Ромен Кальбри, стр. 17

— И все же я меньше боюсь моря, чем брата Симона. Разве он человек? Он — мешок с золотом.

— Я ночей не сплю — все думаю об этом! И даже не так волнуюсь из-за всего, что приходится выносить моему бедному мальчику, как из-за того, во что он может превратиться, живя с таким человеком. Братья Леге вспоминали о нём на днях, говорят, у него не меньше трехсот тысяч франков. Честным путем при его жалованье нельзя нажить таких денег. Ах, зачем я согласилась отдать ему Ромена на целых пять лет!

— Неужели ты не можешь взять мальчика обратно?

— Если я его заберу, Симон рассердится. Заставит меня платить неустойку, а где мне взять денег? От него всего можно ожидать. Но теперь я хоть повидаюсь с моим мальчуганом…

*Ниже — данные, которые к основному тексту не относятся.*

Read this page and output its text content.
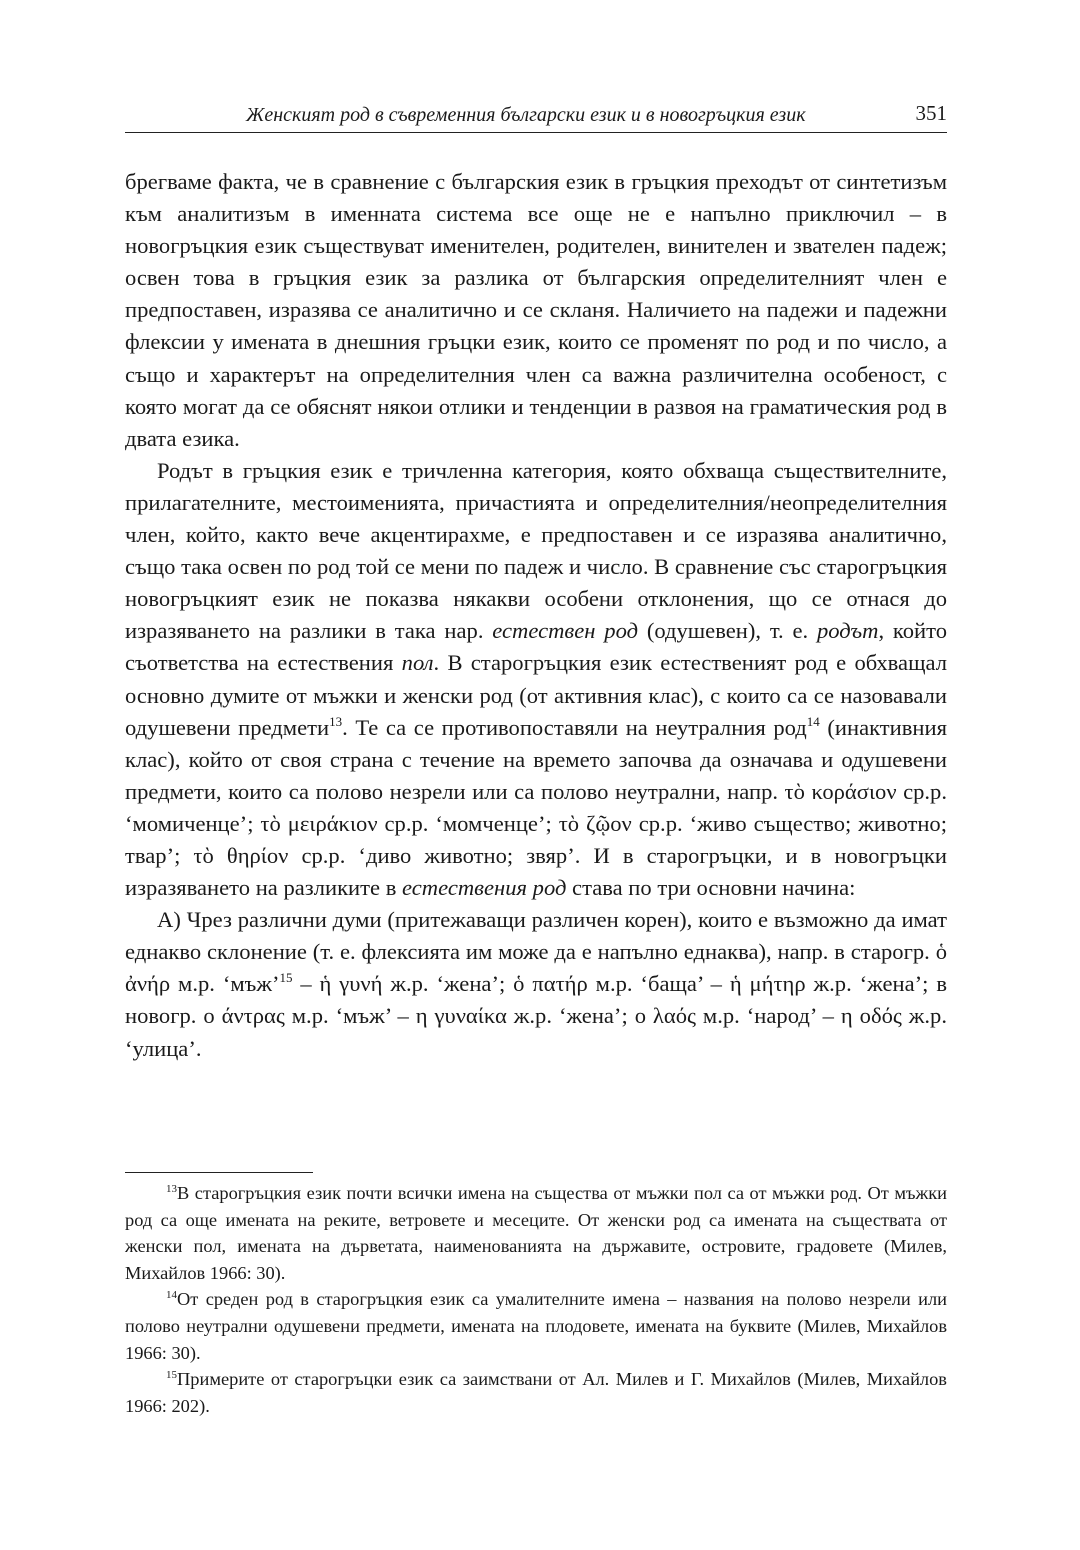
Женският род в съвременния български език и в новогръцкия език	351

брегваме факта, че в сравнение с българския език в гръцкия преходът от синтетизъм към аналитизъм в именната система все още не е напълно приключил – в новогръцкия език съществуват именителен, родителен, винителен и звателен падеж; освен това в гръцкия език за разлика от българския определителният член е предпоставен, изразява се аналитично и се скланя. Наличието на падежи и падежни флексии у имената в днешния гръцки език, които се променят по род и по число, а също и характерът на определителния член са важна различителна особеност, с която могат да се обяснят някои отлики и тенденции в развоя на граматическия род в двата езика.

Родът в гръцкия език е тричленна категория, която обхваща съществителните, прилагателните, местоименията, причастията и определителния/неопределителния член, който, както вече акцентирахме, е предпоставен и се изразява аналитично, също така освен по род той се мени по падеж и число. В сравнение със старогръцкия новогръцкият език не показва някакви особени отклонения, що се отнася до изразяването на разлики в така нар. естествен род (одушевен), т. е. родът, който съответства на естествения пол. В старогръцкия език естественият род е обхващал основно думите от мъжки и женски род (от активния клас), с които са се назовавали одушевени предмети$^{13}$. Те са се противопоставяли на неутралния род$^{14}$ (инактивния клас), който от своя страна с течение на времето започва да означава и одушевени предмети, които са полово незрели или са полово неутрални, напр. τὸ κοράσιον ср.р. ‘момиченце’; τὸ μειράκιον ср.р. ‘момченце’; τὸ ζῷον ср.р. ‘живо същество; животно; твар’; τὸ θηρίον ср.р. ‘диво животно; звяр’. И в старогръцки, и в новогръцки изразяването на разликите в естествения род става по три основни начина:

А) Чрез различни думи (притежаващи различен корен), които е възможно да имат еднакво склонение (т. е. флексията им може да е напълно еднаква), напр. в старогр. ὁ ἀνήρ м.р. ‘мъж’$^{15}$ – ἡ γυνή ж.р. ‘жена’; ὁ πατήρ м.р. ‘баща’ – ἡ μήτηρ ж.р. ‘жена’; в новогр. ο άντρας м.р. ‘мъж’ – η γυναίκα ж.р. ‘жена’; ο λαός м.р. ‘народ’ – η οδός ж.р. ‘улица’.

$^{13}$В старогръцкия език почти всички имена на същества от мъжки пол са от мъжки род. От мъжки род са още имената на реките, ветровете и месеците. От женски род са имената на съществата от женски пол, имената на дърветата, наименованията на държавите, островите, градовете (Милев, Михайлов 1966: 30).

$^{14}$От среден род в старогръцкия език са умалителните имена – названия на полово незрели или полово неутрални одушевени предмети, имената на плодовете, имената на буквите (Милев, Михайлов 1966: 30).

$^{15}$Примерите от старогръцки език са заимствани от Ал. Милев и Г. Михайлов (Милев, Михайлов 1966: 202).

— Тогда в субботу вечером я принесу тебе горшок масла. Передай его от меня Ромену. Его небось там плохо кормят.

Тетя ушла, а мама принялась готовить ужин. Аппетитный запах жареного картофеля напомнил мне те дни, когда я, голодный, возвращался из школы.

Мама села за стол, я видел ее лицо, хорошо освещенное свечкой. Ужин ее был недолог. Она часто переставала есть и задумывалась, устремив глаза в пространство, словно поджидая кого-то, или во вздохом смотрела на пустое место за столом, где я когда-то сидел против нее. Бедная дорогая мама! Я как сейчас вижу перед собой ее милое лицо, такое печальное и кроткое. Она думала обо мне, горевала в одиночестве, а я был тут, в трех шагах от нее, и не мог броситься к ней, застывший, скованный своим проклятым решением.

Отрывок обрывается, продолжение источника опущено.